Available in paperback. Revell, 2009; ISBN: 0800732758; 218 pages.
Mary Byers, author of The Mother Load: How to Meet Your Own Needs While Caring for Your Family and How to Say No . . . And Live to Tell about It, juggles both a freelance corporate writing and speaking business with her responsibilities as a wife and mother of two school-aged children. She does it successfully and has just released a new book sharing how she does it.
Making Work at Home Work is not a “how to start a home-based business” book. You can find a ton of those already. No, this is a much needed follow-up for those who have already started their businesses and need some direction in how to keep it going. As the title says, it helps those seeking to successfully grow a business and a family under one roof. It’s not about starting, but about maintaining. It’s not just about your business either. That is included, of course, but it’s also about your family: your husband, your children and yourself. It’s about having all of that and your sanity, too.
Here are some of the discussions within the book that I found most helpful.

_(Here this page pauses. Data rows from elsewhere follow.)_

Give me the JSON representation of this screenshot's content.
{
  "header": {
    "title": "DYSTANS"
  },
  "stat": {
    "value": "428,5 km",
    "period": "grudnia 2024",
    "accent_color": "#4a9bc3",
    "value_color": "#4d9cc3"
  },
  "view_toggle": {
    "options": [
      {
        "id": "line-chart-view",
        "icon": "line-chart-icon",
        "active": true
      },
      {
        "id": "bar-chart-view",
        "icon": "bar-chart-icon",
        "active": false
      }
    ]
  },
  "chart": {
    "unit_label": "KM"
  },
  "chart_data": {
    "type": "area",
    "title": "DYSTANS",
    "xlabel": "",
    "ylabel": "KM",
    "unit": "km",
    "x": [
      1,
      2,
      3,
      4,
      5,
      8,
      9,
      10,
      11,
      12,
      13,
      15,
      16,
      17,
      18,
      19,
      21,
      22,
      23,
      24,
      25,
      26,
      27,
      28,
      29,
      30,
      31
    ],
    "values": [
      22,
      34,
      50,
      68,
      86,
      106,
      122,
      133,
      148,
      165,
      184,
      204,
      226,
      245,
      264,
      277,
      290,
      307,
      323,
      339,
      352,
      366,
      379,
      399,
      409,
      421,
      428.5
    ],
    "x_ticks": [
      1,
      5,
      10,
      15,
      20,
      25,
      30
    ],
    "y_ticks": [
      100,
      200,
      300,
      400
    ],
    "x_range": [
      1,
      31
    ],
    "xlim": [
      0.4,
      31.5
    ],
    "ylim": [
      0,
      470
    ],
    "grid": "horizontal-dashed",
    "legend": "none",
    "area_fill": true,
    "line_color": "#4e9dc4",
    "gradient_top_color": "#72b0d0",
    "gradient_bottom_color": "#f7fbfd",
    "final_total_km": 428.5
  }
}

- Understanding the difference between a SAHM and a WAHM is more than one letter
- Determining why you’re working and how much is enough
- The Parental Pact *A vital chapter!*
- Setting limits, boundaries, goals and regular work hours
- Creative child care options and determining when and if you need them
- How to distinguish and handle both kinds of guilt: good guilt and that comes from the Enemy
- What, when and how can you subcontract in order to raise revenue
The book also contains chapters on taxes, retirement, supper swaps, vacations, faith and sanity. Readers enjoy profiles of real moms running real businesses and how they do it.
I only saw one downside, and it’s minimal. The beginning chapters seemed redundant, not to other sources, but to themselves. Speakers tend to reiterate their point frequently throughout their speeches. Writers don’t need to do that because readers can simply turn back a page or a chapter and re-read what they missed. At conferences or lectures, though, listeners can’t turn back time. They need to hear the point over and over to get it. The beginning couple chapters were like that. The author repeated herself frequently to make sure we got the point. By the fourth chapter (forty pages in) this stopped.
Final Thoughts: It’s a fantastic book, one I wish I’d had years ago with my first work-at-home ventures.